The FDA also recommended that sponsors implement adequate security safeguards to secure data and prevent malicious parties from accessing PHI.
In addition to accounting for cybersecurity concerns, researchers also must be transparent about patient privacy and obtain informed consent. The informed consent process should clearly communicate details about data collection and use during and after the clinical investigation to the patient.

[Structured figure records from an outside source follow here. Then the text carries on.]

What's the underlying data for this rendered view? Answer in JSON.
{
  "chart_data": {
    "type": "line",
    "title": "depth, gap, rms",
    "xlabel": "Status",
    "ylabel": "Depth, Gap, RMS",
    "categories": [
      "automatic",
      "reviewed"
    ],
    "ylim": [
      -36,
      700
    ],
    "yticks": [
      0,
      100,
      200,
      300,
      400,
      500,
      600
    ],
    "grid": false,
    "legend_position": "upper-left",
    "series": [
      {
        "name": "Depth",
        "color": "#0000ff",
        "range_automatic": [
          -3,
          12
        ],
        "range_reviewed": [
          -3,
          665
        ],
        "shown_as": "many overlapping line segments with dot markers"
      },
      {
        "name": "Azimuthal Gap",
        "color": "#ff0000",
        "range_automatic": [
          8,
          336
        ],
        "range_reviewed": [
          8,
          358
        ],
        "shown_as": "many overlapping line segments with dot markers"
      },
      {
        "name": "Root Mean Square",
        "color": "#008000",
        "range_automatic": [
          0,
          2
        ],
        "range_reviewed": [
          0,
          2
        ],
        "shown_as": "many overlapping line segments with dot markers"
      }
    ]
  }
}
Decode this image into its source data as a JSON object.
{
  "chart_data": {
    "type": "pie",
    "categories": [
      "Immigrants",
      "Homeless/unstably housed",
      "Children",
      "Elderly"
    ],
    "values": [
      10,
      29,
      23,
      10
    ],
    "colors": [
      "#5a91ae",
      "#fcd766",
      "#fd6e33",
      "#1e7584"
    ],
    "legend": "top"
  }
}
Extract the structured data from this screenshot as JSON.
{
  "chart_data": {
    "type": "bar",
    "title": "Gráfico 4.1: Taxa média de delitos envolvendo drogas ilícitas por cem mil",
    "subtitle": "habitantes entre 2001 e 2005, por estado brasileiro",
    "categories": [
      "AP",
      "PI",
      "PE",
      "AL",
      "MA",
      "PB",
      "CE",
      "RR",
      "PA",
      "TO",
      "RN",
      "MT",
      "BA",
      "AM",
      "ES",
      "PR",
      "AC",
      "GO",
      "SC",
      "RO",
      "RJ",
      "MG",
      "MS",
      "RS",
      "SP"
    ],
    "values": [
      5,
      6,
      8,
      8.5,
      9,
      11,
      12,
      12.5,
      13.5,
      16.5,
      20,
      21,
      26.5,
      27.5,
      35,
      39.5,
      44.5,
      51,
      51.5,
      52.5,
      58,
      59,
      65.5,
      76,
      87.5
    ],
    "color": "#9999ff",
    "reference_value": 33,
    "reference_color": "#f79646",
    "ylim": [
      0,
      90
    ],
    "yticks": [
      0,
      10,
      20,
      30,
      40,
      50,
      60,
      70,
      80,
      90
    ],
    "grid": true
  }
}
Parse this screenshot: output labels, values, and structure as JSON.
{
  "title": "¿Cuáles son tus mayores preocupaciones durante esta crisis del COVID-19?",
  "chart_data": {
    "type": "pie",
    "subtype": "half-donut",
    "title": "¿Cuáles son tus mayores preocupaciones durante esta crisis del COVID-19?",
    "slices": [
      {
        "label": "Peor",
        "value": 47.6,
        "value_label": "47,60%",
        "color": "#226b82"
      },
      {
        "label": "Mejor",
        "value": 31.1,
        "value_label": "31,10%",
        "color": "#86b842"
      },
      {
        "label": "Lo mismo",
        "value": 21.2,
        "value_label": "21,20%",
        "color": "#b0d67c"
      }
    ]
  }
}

“Where applicable, sponsors and investigators should ensure that the informed consent process explains to subjects that their data may be shared by the DHT or general-purpose computing platform manufacturer or third parties outside of the clinical investigation, according to the end-user license agreement or terms of service,” the draft continued.
“End-user license agreements and terms of service typically are lengthy and use complex terminology. Sponsors and investigators proposing use of DHTs for data collection should understand how such agreements or terms of service may affect trial participants and consider this information when developing informed consent documents.”
Developing new technologies, methods, and devices that can collect vast amounts of data may have the ability to revolutionize clinical research and care. However, the FDA’s guide provided yet another reminder that stakeholders should equally weigh the benefits of such technologies and the potential security and privacy risks.